Kaltengtoday.com, Sampit – Ribuan masyarakat dari empat desa kembali memadati portal kilometer 85 Jalan Jenderal Sudirman, Kamis (10/9/2026).
Di depan portal PT Binasawit Abadipratama (BAP) yang tergabung dalam Sinar Mas Group itu, warga datang bukan untuk menghadiri rapat, mereka datang untuk memblokade akses keluar masuk seluruh angkutan CPO perusahaan.
Baca Juga : Plasma 20 Persen : Lagi Warga Datang Membawa Tuntutan, Pulang Membawa Kecewa
Aksi tersebut merupakan kelanjutan dari kekecewaan masyarakat setelah pertemuan sebelumnya di Hotel Aquarius Sampit dengan perwakilan PT. Binasawit Abadi Pratama dari Jakarta Reyhard tidak menghasilkan kesepakatan mengenai tuntutan plasma 20 persen.
Sejak malam harinya setelah pertemuan tersebut, warga telah melakukan penjagaan di sejumlah titik akses perusahaan.
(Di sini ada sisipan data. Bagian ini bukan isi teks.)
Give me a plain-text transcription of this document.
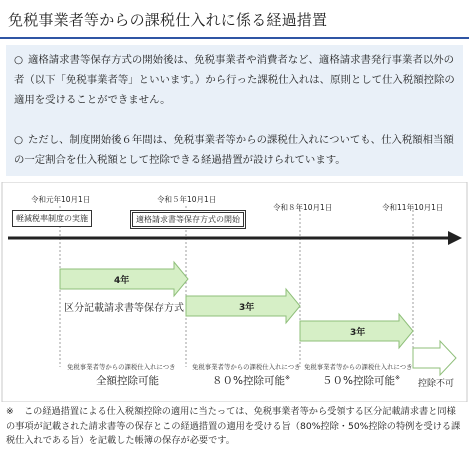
免税事業者等からの課税仕入れに係る経過措置
○ 適格請求書等保存方式の開始後は、免税事業者や消費者など、適格請求書発行事業者以外の者（以下「免税事業者等」といいます。）から行った課税仕入れは、原則として仕入税額控除の適用を受けることができません。
○ ただし、制度開始後６年間は、免税事業者等からの課税仕入れについても、仕入税額相当額の一定割合を仕入税額として控除できる経過措置が設けられています。
令和元年10月1日	令和５年10月1日
令和８年10月1日	令和11年10月1日
軽減税率制度の実施	適格請求書等保存方式の開始
4年
区分記載請求書等保存方式	3年
3年
免税事業者等からの課税仕入れにつき	免税事業者等からの課税仕入れにつき 免税事業者等からの課税仕入れにつき
全額控除可能	８０%控除可能※	５０%控除可能※
控除不可
※ この経過措置による仕入税額控除の適用に当たっては、免税事業者等から受領する区分記載請求書と同様の事項が記載された請求書等の保存とこの経過措置の適用を受ける旨（80%控除・50%控除の特例を受ける課税仕入れである旨）を記載した帳簿の保存が必要です。
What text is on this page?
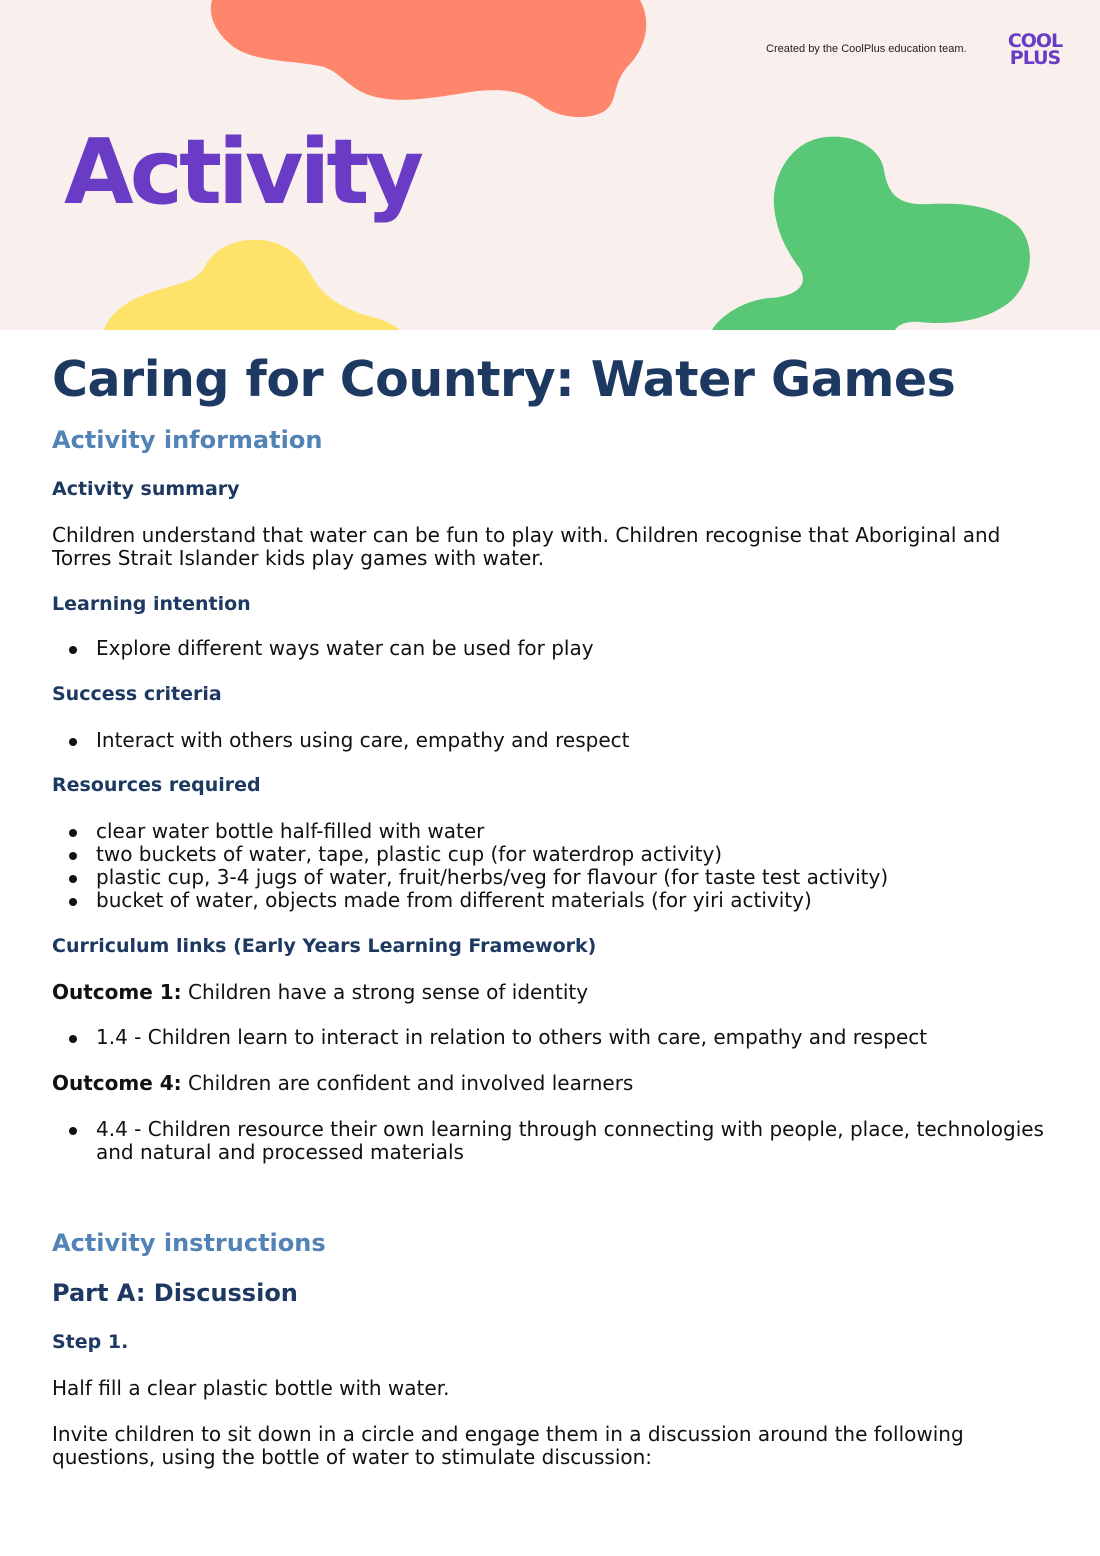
Created by the CoolPlus education team.	COOL
PLUS
Activity
Caring for Country: Water Games
Activity information
Activity summary

Children understand that water can be fun to play with. Children recognise that Aboriginal and Torres Strait Islander kids play games with water.

Learning intention
Explore different ways water can be used for play
Success criteria
Interact with others using care, empathy and respect
Resources required
clear water bottle half-filled with water
two buckets of water, tape, plastic cup (for waterdrop activity)
plastic cup, 3-4 jugs of water, fruit/herbs/veg for flavour (for taste test activity)
bucket of water, objects made from different materials (for yiri activity)
Curriculum links (Early Years Learning Framework)

Outcome 1: Children have a strong sense of identity

1.4 - Children learn to interact in relation to others with care, empathy and respect

Outcome 4: Children are confident and involved learners

4.4 - Children resource their own learning through connecting with people, place, technologies and natural and processed materials
Activity instructions
Part A: Discussion
Step 1.

Half fill a clear plastic bottle with water.

Invite children to sit down in a circle and engage them in a discussion around the following questions, using the bottle of water to stimulate discussion:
Memasuki dini hari hingga pagi, jumlah massa terus bertambah dan memadati kawasan portal kilometer 85.
Namun, ada satu sosok yang sejak pagi ditunggu masyarakat, Bupati Seruyan Ahmad Selanorwanda.
Kedatangannya bahkan sempat tertunda akibat gangguan penerbangan yang disebut berkaitan dengan erupsi Gunung Krakatau. Setelah tiba dari Jakarta, Bupati kemudian dijemput Kapolres Seruyan AKBP Beddy Suwendi, S.H., S.I.K., sebelum akhirnya menuju lokasi masyarakat.
Baca Juga : Jelang Perundingan Plasma PT BAP, Kapolres Seruyan Beddy Suwendi Diuji Tuntaskan Kebuntuan Tuntutan Warga
Warga menunggu hingga siang, berlanjut hingga sore dan bahkan, menjelang waktu magrib, masyarakat masih bertahan di lokasi, mereka berharap kedatangan Bupati membawa sesuatu yang sejak pertemuan sebelumnya tidak mereka dapatkan yaitu sebuah keputusan.
Namun, yang dibawa Bupati ternyata bukan keputusan akhir, melainkan permintaan agar masyarakat kembali memberikan waktu kepada pemerintah daerah untuk mencari kepastian hukum.
Warga Menunggu Keputusan, Bupati Membawa Pertanyaan Hukum
Di hadapan masyarakat, Ahmad Selanorwanda menegaskan bahwa pemerintah daerah tidak tinggal diam dalam persoalan plasma tersebut.
Ia menyebut pemerintah daerah telah berulang kali melakukan rapat dan berupaya memperjuangkan tuntutan masyarakat.
Bupati juga menegaskan bahwa aksi demonstrasi merupakan bagian dari demokrasi dan masyarakat memiliki hak untuk menyampaikan aspirasi.
Namun, di balik pernyataan tersebut, pemerintah daerah masih melihat adanya persoalan yang menurut Bupati harus diperjelas terlebih dahulu, yakni, kedudukan hukum PT BAP dalam kewajiban pembangunan plasma 20 persen.
Menurut Bupati, pemerintah daerah akan membawa persoalan tersebut ke pemerintah pusat untuk mendapatkan kejelasan mengenai dasar hukum yang harus menjadi pegangan.